See the SAMPL website for information on the Statistical Assessment of the Modeling of Proteins and Ligands (SAMPL) series of challenges as a whole. This repository focuses specifically on the SAMPL7 series of challenges. Additionally, see the SAMPL community on Zenodo for content related to the SAMPL series of challenges. If you wish to use Zenodo to post your presentation slides, datasets, and/or other SAMPL related material, and get a DOI for them, please upload to the community here so that your content will be listed.

Because these files are available publicly, we have no record of who downloads them. Therefore, you should sign up for notifications. Specifically, if you want to receive updates if we uncover any problems, it is imperative that you either (a) sign up for the SAMPL e-mail list, or (b) sign up for notifications of changes to this GitHub repository (the Watch button, above); ideally you would do both. Join our SAMPL7 e-mail list to get e-mails with SAMPL7-related announcements.

Acknowledging and citing SAMPL

If you've benefitted from our work on the SAMPL series of challenges, please be sure to acknowledge our SAMPL NIH grant in any publications/presentations. This funded host-guest experiments, as well as our work organizing and administrating these challenges. You may acknowledge SAMPL by saying something like, "We appreciate the National Institutes of Health for its support of the SAMPL project via R01GM124270 to David L. Mobley (UC Irvine)."

We also ask you to cite the SAMPL dataset(s) you used. These are versioned on Zenodo, and the latest DOI is here: DOI . Click through for access to all data releases. You may cite these sets by their DOI.

Of course, we also appreciate it if you cite any overview/experimental papers relevant to the particular SAMPL challenge you participated in.

SAMPL7 special issues

The SAMPL7 physical properties special issue of JCAMD is now open for submission; deadline is March 31, 2021. Select the "SAMPL7" special issue from the dropdown menu on submission, and be sure your paper title includes "SAMPL7".

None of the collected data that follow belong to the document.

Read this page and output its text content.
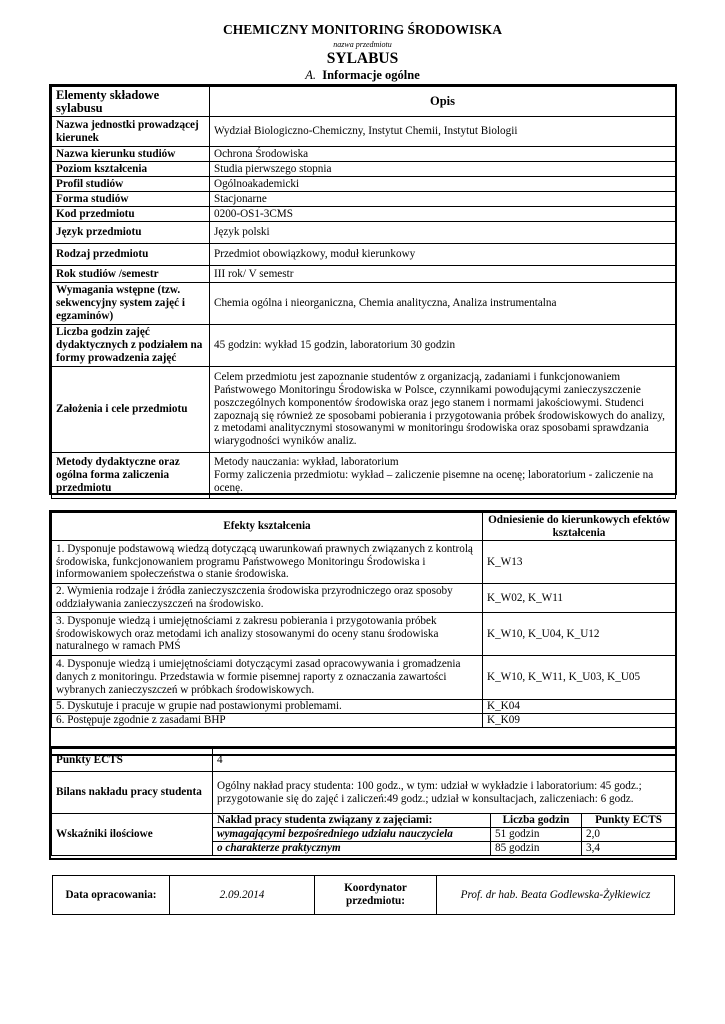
CHEMICZNY MONITORING ŚRODOWISKA
nazwa przedmiotu
SYLABUS
A. Informacje ogólne
Elementy składowe sylabusu	Opis
Nazwa jednostki prowadzącej kierunek	Wydział Biologiczno-Chemiczny, Instytut Chemii, Instytut Biologii
Nazwa kierunku studiów	Ochrona Środowiska
Poziom kształcenia	Studia pierwszego stopnia
Profil studiów	Ogólnoakademicki
Forma studiów	Stacjonarne
Kod przedmiotu	0200-OS1-3CMS
Język przedmiotu	Język polski
Rodzaj przedmiotu	Przedmiot obowiązkowy, moduł kierunkowy
Rok studiów /semestr	III rok/ V semestr
Wymagania wstępne (tzw. sekwencyjny system zajęć i egzaminów)	Chemia ogólna i nieorganiczna, Chemia analityczna, Analiza instrumentalna
Liczba godzin zajęć dydaktycznych z podziałem na formy prowadzenia zajęć	45 godzin: wykład 15 godzin, laboratorium 30 godzin
Założenia i cele przedmiotu	Celem przedmiotu jest zapoznanie studentów z organizacją, zadaniami i funkcjonowaniem Państwowego Monitoringu Środowiska w Polsce, czynnikami powodującymi zanieczyszczenie poszczególnych komponentów środowiska oraz jego stanem i normami jakościowymi. Studenci zapoznają się również ze sposobami pobierania i przygotowania próbek środowiskowych do analizy, z metodami analitycznymi stosowanymi w monitoringu środowiska oraz sposobami sprawdzania wiarygodności wyników analiz.
Metody dydaktyczne oraz ogólna forma zaliczenia przedmiotu	Metody nauczania: wykład, laboratorium
Formy zaliczenia przedmiotu: wykład – zaliczenie pisemne na ocenę; laboratorium - zaliczenie na ocenę.
Efekty kształcenia	Odniesienie do kierunkowych efektów kształcenia
1. Dysponuje podstawową wiedzą dotyczącą uwarunkowań prawnych związanych z kontrolą środowiska, funkcjonowaniem programu Państwowego Monitoringu Środowiska i informowaniem społeczeństwa o stanie środowiska.	K_W13
2. Wymienia rodzaje i źródła zanieczyszczenia środowiska przyrodniczego oraz sposoby oddziaływania zanieczyszczeń na środowisko.	K_W02, K_W11
3. Dysponuje wiedzą i umiejętnościami z zakresu pobierania i przygotowania próbek środowiskowych oraz metodami ich analizy stosowanymi do oceny stanu środowiska naturalnego w ramach PMŚ	K_W10, K_U04, K_U12
4. Dysponuje wiedzą i umiejętnościami dotyczącymi zasad opracowywania i gromadzenia danych z monitoringu. Przedstawia w formie pisemnej raporty z oznaczania zawartości wybranych zanieczyszczeń w próbkach środowiskowych.	K_W10, K_W11, K_U03, K_U05
5. Dyskutuje i pracuje w grupie nad postawionymi problemami.	K_K04
6. Postępuje zgodnie z zasadami BHP	K_K09
Punkty ECTS	4		
Bilans nakładu pracy studenta	Ogólny nakład pracy studenta: 100 godz., w tym: udział w wykładzie i laboratorium: 45 godz.; przygotowanie się do zajęć i zaliczeń:49 godz.; udział w konsultacjach, zaliczeniach: 6 godz.		
Wskaźniki ilościowe	Nakład pracy studenta związany z zajęciami:	Liczba godzin	Punkty ECTS
	wymagającymi bezpośredniego udziału nauczyciela	51 godzin	2,0
	o charakterze praktycznym	85 godzin	3,4
Data opracowania:	2.09.2014	Koordynator przedmiotu:	Prof. dr hab. Beata Godlewska-Żyłkiewicz
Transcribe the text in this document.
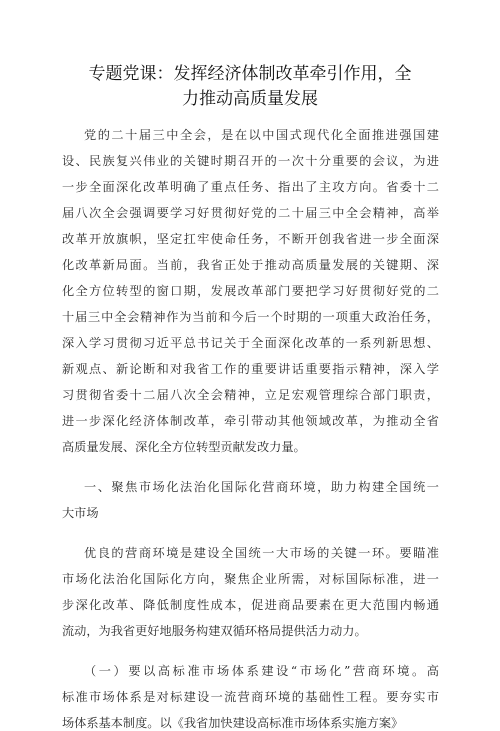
专题党课：发挥经济体制改革牵引作用，全
力推动高质量发展
党的二十届三中全会，是在以中国式现代化全面推进强国建
设、民族复兴伟业的关键时期召开的一次十分重要的会议，为进
一步全面深化改革明确了重点任务、指出了主攻方向。省委十二
届八次全会强调要学习好贯彻好党的二十届三中全会精神，高举
改革开放旗帜，坚定扛牢使命任务，不断开创我省进一步全面深
化改革新局面。当前，我省正处于推动高质量发展的关键期、深
化全方位转型的窗口期，发展改革部门要把学习好贯彻好党的二
十届三中全会精神作为当前和今后一个时期的一项重大政治任务，
深入学习贯彻习近平总书记关于全面深化改革的一系列新思想、
新观点、新论断和对我省工作的重要讲话重要指示精神，深入学
习贯彻省委十二届八次全会精神，立足宏观管理综合部门职责，
进一步深化经济体制改革，牵引带动其他领域改革，为推动全省
高质量发展、深化全方位转型贡献发改力量。
一、聚焦市场化法治化国际化营商环境，助力构建全国统一
大市场
优良的营商环境是建设全国统一大市场的关键一环。要瞄准
市场化法治化国际化方向，聚焦企业所需，对标国际标准，进一
步深化改革、降低制度性成本，促进商品要素在更大范围内畅通
流动，为我省更好地服务构建双循环格局提供活力动力。
（一）要以高标准市场体系建设“市场化”营商环境。高
标准市场体系是对标建设一流营商环境的基础性工程。要夯实市
场体系基本制度。以《我省加快建设高标准市场体系实施方案》
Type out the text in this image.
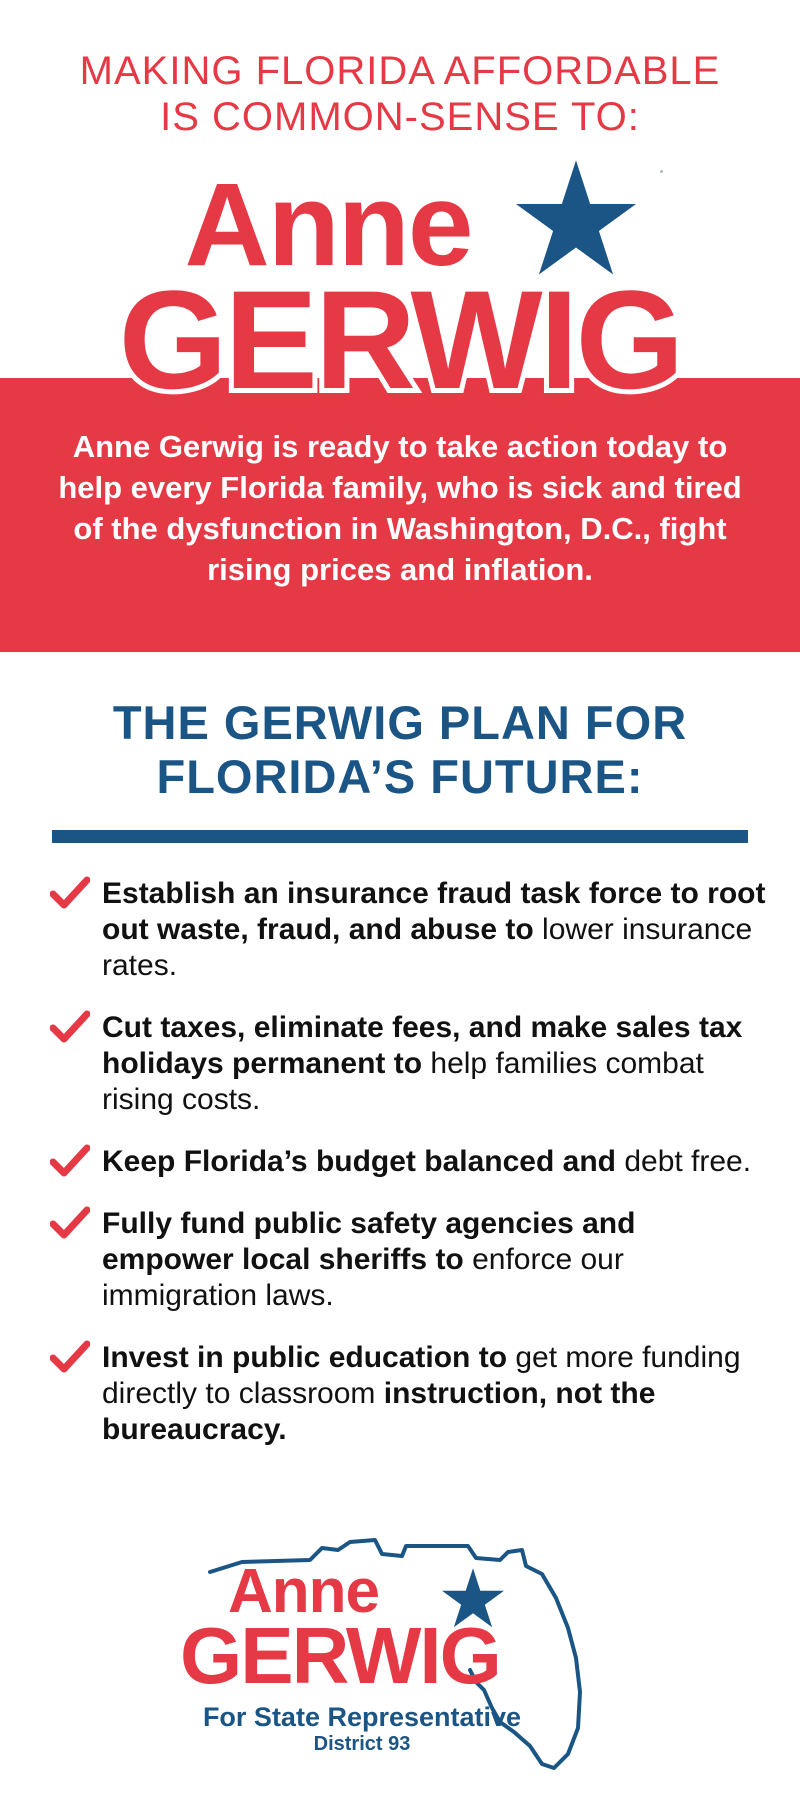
MAKING FLORIDA AFFORDABLE
IS COMMON-SENSE TO:
Anne
GERWIG
Anne Gerwig is ready to take action today to help every Florida family, who is sick and tired of the dysfunction in Washington, D.C., fight rising prices and inflation.
THE GERWIG PLAN FOR
FLORIDA’S FUTURE:
Establish an insurance fraud task force to root out waste, fraud, and abuse to lower insurance rates.
Cut taxes, eliminate fees, and make sales tax holidays permanent to help families combat rising costs.
Keep Florida’s budget balanced and debt free.
Fully fund public safety agencies and empower local sheriffs to enforce our immigration laws.
Invest in public education to get more funding directly to classroom instruction, not the bureaucracy.
Anne
GERWIG
For State Representative
District 93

The SAMPL7 host-guest special issue is closed for submissions.

What's here

All SAMPL7 challenges are now closed. Note the first phase of the SAMPL8 host-guest challenge is now open on the SAMPL8 GitHub repo.

What's coming

Disclaimers:

  • As usual, we make no warranty as to correctness of protonation states, tautomers, conformations and poses provided in these directories. In some cases the most relevant such states may not be known, or multiple states perhaps should be considered. Please exercise caution and due diligence.
  • We make an effort to indicate which files are original source files, and which are derived files, so that participants can refer to the original source files to help resolve any uncertainties. We encourage participants to do so.
  • While we make every effort to ensure correctness of the files we provide, it is not uncommon for there to be some errors. Please sign up for our e-mail list, since if any critical bugs are found, we will e-mail out appropriate announcements.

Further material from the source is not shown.